Generally agree with you Doug, but I think the tossing of all iron pieces into one pot that often happens with cooks needs to be avoided. The plain truth is that old light pans (early Wagner, Gris, Fav, etc.) don't hold a lot of heat. Compared to a 2 mm al pan, yeah, but to a modern lodge, not even close. That said, old light iron is probably not the best choice for a process requiring the ability to maintain consistent heat in the pan itself.
The whole idea is silly anyway. Air isn't dense. It is a good insulator, to be sure, but it doesn't hold a lot of heat. Opening a lid on a Dutch oven (any oven, regardless of material and thickness) replaces that layer of air, which doesn't suck a lot of heat out of the water (normal cooking medium) because it doesn't have nearly the heat capacity before it reaches thermal equilibriuim with the enclosed environment.
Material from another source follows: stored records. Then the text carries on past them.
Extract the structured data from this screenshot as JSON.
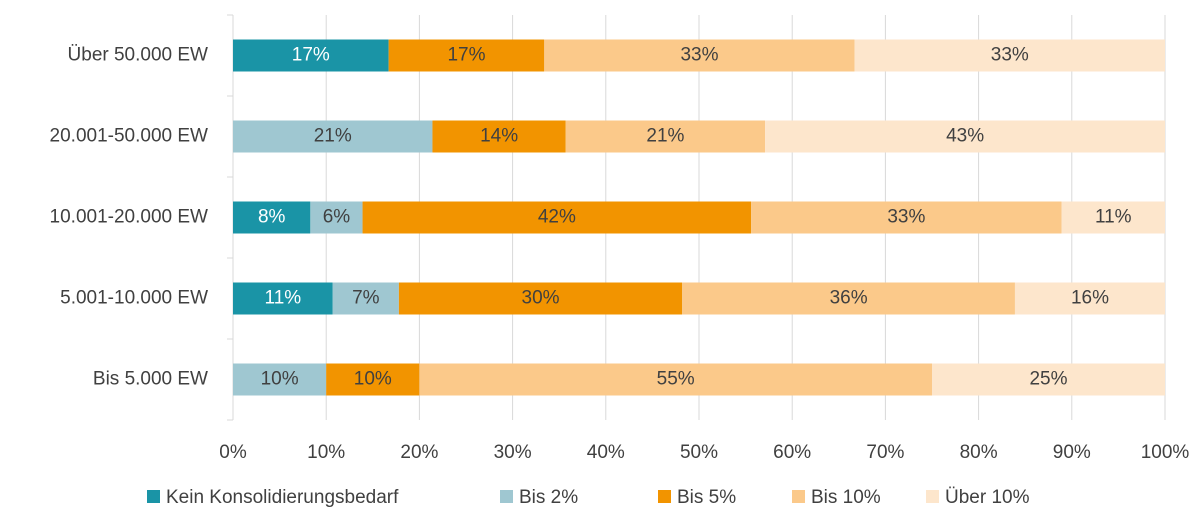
{
  "chart_data": {
    "type": "stacked-bar-horizontal",
    "categories": [
      "Über 50.000 EW",
      "20.001-50.000 EW",
      "10.001-20.000 EW",
      "5.001-10.000 EW",
      "Bis 5.000 EW"
    ],
    "series": [
      {
        "name": "Kein Konsolidierungsbedarf",
        "color": "#1a94a6",
        "values": [
          16.7,
          0,
          8.3,
          10.7,
          0
        ],
        "value_labels": [
          "17%",
          null,
          "8%",
          "11%",
          null
        ]
      },
      {
        "name": "Bis 2%",
        "color": "#9fc7d1",
        "values": [
          0,
          21.4,
          5.6,
          7.1,
          10
        ],
        "value_labels": [
          null,
          "21%",
          "6%",
          "7%",
          "10%"
        ]
      },
      {
        "name": "Bis 5%",
        "color": "#f29400",
        "values": [
          16.7,
          14.3,
          41.7,
          30.4,
          10
        ],
        "value_labels": [
          "17%",
          "14%",
          "42%",
          "30%",
          "10%"
        ]
      },
      {
        "name": "Bis 10%",
        "color": "#fbc98a",
        "values": [
          33.3,
          21.4,
          33.3,
          35.7,
          55
        ],
        "value_labels": [
          "33%",
          "21%",
          "33%",
          "36%",
          "55%"
        ]
      },
      {
        "name": "Über 10%",
        "color": "#fde6cc",
        "values": [
          33.3,
          42.9,
          11.1,
          16.1,
          25
        ],
        "value_labels": [
          "33%",
          "43%",
          "11%",
          "16%",
          "25%"
        ]
      }
    ],
    "xlim": [
      0,
      100
    ],
    "xticks": [
      {
        "value": 0,
        "label": "0%"
      },
      {
        "value": 10,
        "label": "10%"
      },
      {
        "value": 20,
        "label": "20%"
      },
      {
        "value": 30,
        "label": "30%"
      },
      {
        "value": 40,
        "label": "40%"
      },
      {
        "value": 50,
        "label": "50%"
      },
      {
        "value": 60,
        "label": "60%"
      },
      {
        "value": 70,
        "label": "70%"
      },
      {
        "value": 80,
        "label": "80%"
      },
      {
        "value": 90,
        "label": "90%"
      },
      {
        "value": 100,
        "label": "100%"
      }
    ],
    "grid": true,
    "legend": "bottom"
  }
}
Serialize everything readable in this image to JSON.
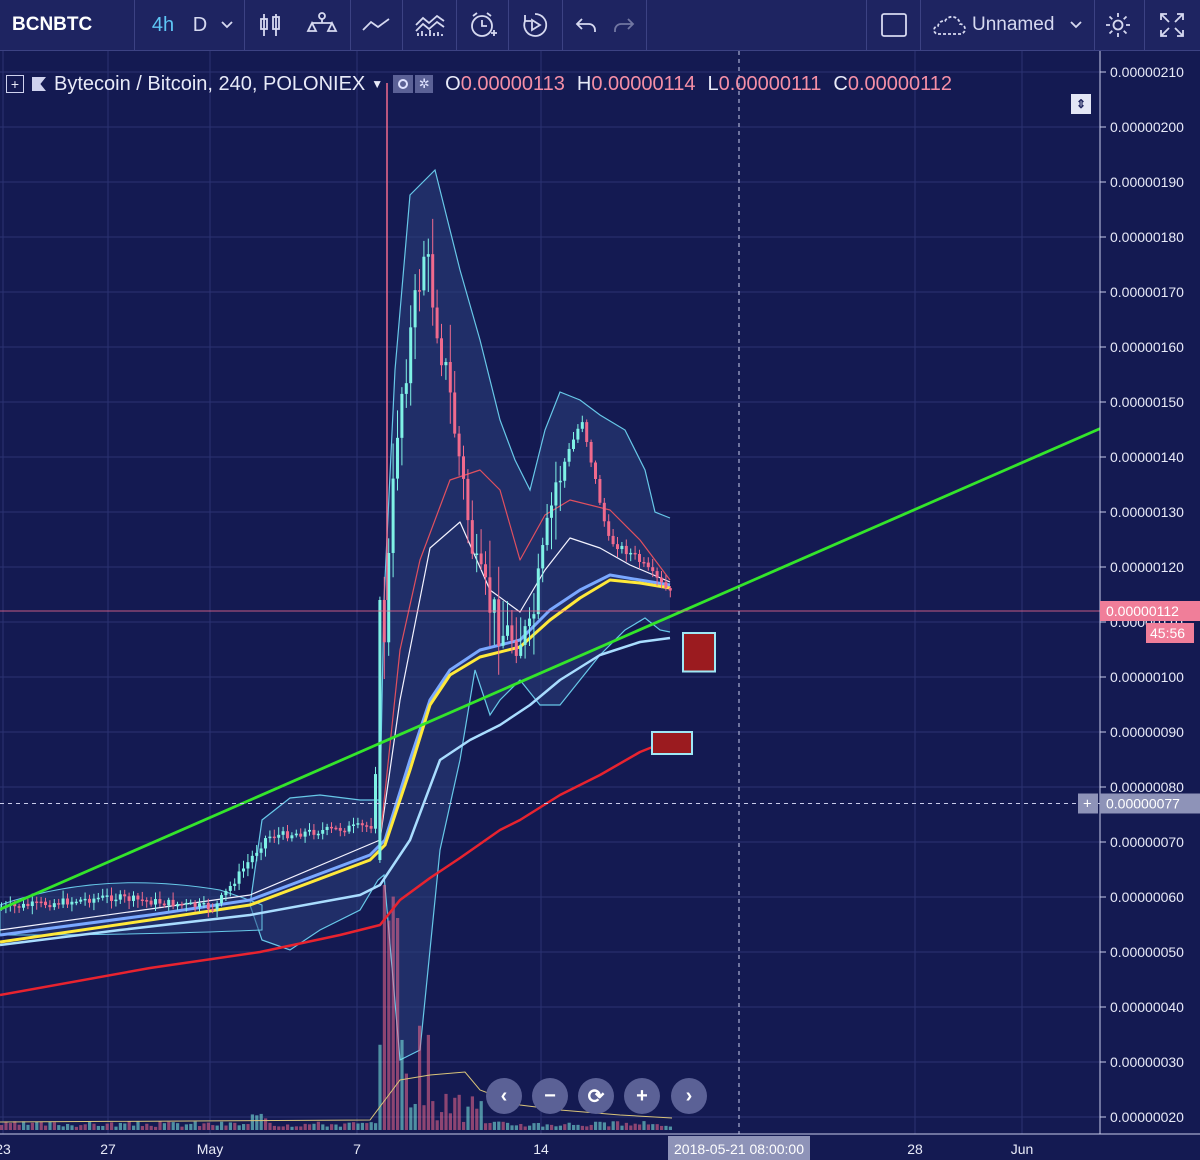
{
  "toolbar": {
    "symbol": "BCNBTC",
    "interval_active": "4h",
    "interval_alt": "D",
    "layout_name": "Unnamed",
    "icons": [
      "chevron-down-icon",
      "candles-icon",
      "indicators-icon",
      "line-icon",
      "compare-icon",
      "alert-icon",
      "replay-icon",
      "undo-icon",
      "redo-icon",
      "layout-square-icon",
      "cloud-icon",
      "gear-icon",
      "fullscreen-icon"
    ]
  },
  "legend": {
    "title": "Bytecoin / Bitcoin, 240, POLONIEX",
    "o_label": "O",
    "o_value": "0.00000113",
    "h_label": "H",
    "h_value": "0.00000114",
    "l_label": "L",
    "l_value": "0.00000111",
    "c_label": "C",
    "c_value": "0.00000112"
  },
  "price_axis": {
    "ticks": [
      "0.00000210",
      "0.00000200",
      "0.00000190",
      "0.00000180",
      "0.00000170",
      "0.00000160",
      "0.00000150",
      "0.00000140",
      "0.00000130",
      "0.00000120",
      "0.00000110",
      "0.00000100",
      "0.00000090",
      "0.00000080",
      "0.00000070",
      "0.00000060",
      "0.00000050",
      "0.00000040",
      "0.00000030",
      "0.00000020"
    ],
    "current_price": "0.00000112",
    "countdown": "45:56",
    "crosshair_price": "0.00000077"
  },
  "time_axis": {
    "ticks": [
      "23",
      "27",
      "May",
      "7",
      "14",
      "28",
      "Jun"
    ],
    "crosshair_time": "2018-05-21 08:00:00"
  },
  "zoom_controls": [
    "‹",
    "−",
    "⟳",
    "+",
    "›"
  ],
  "colors": {
    "background": "#141a52",
    "candle_up": "#7ff2e6",
    "candle_down": "#f06a8d",
    "trendline": "#34e52b",
    "ma_yellow": "#ffe93a",
    "ma_blue": "#7aa8ff",
    "ma_lightblue": "#a9ddff",
    "ma_red": "#e8232f",
    "band_fill": "#2a3f7a",
    "band_line": "#67c8e8",
    "marker_fill": "#9b1b1f",
    "marker_border": "#9fe8f5"
  },
  "chart_data": {
    "type": "candlestick",
    "symbol": "Bytecoin / Bitcoin",
    "exchange": "POLONIEX",
    "interval_minutes": 240,
    "ylim": [
      1.8e-07,
      2.15e-06
    ],
    "price_path": [
      {
        "date": "2018-04-23",
        "close": 5.8e-07
      },
      {
        "date": "2018-04-27",
        "close": 6e-07
      },
      {
        "date": "2018-05-01",
        "close": 5.8e-07
      },
      {
        "date": "2018-05-03",
        "close": 7.1e-07
      },
      {
        "date": "2018-05-07",
        "close": 7.3e-07
      },
      {
        "date": "2018-05-08",
        "close": 1.48e-06
      },
      {
        "date": "2018-05-09",
        "close": 1.78e-06
      },
      {
        "date": "2018-05-10",
        "close": 1.5e-06
      },
      {
        "date": "2018-05-11",
        "close": 1.18e-06
      },
      {
        "date": "2018-05-12",
        "close": 1.08e-06
      },
      {
        "date": "2018-05-13",
        "close": 1.07e-06
      },
      {
        "date": "2018-05-14",
        "close": 1.35e-06
      },
      {
        "date": "2018-05-15",
        "close": 1.47e-06
      },
      {
        "date": "2018-05-16",
        "close": 1.25e-06
      },
      {
        "date": "2018-05-17",
        "close": 1.22e-06
      },
      {
        "date": "2018-05-18",
        "close": 1.17e-06
      },
      {
        "date": "2018-05-19",
        "close": 1.12e-06
      }
    ],
    "spike_high": 2.08e-06,
    "current_price": 1.12e-06,
    "crosshair_price": 7.7e-07,
    "trendline": [
      {
        "date": "2018-04-23",
        "price": 5.8e-07
      },
      {
        "date": "2018-05-28",
        "price": 1.31e-06
      }
    ],
    "moving_averages": [
      {
        "color": "yellow",
        "end_price": 1.17e-06
      },
      {
        "color": "blue",
        "end_price": 1.18e-06
      },
      {
        "color": "lightblue",
        "end_price": 1.07e-06
      },
      {
        "color": "red",
        "end_price": 8.8e-07
      }
    ],
    "markers": [
      {
        "date": "2018-05-20",
        "low": 1.01e-06,
        "high": 1.08e-06
      },
      {
        "date": "2018-05-19",
        "low": 8.6e-07,
        "high": 9e-07
      }
    ]
  }
}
The difference between cooking in a closed or open environment has more to do with evaporation and a slight temperature increase of boiling water with elevated pressures under a lid than with temperature loss to the open atmosphere. There is a lot of entropy involved here, but really it is the evaporation that plays the biggest role. If you constantly replenish the evaporated water in for instance a stew with water that is just below boiling cooking times for that stew won't be significantly different than if you cook it with the lid on constantly.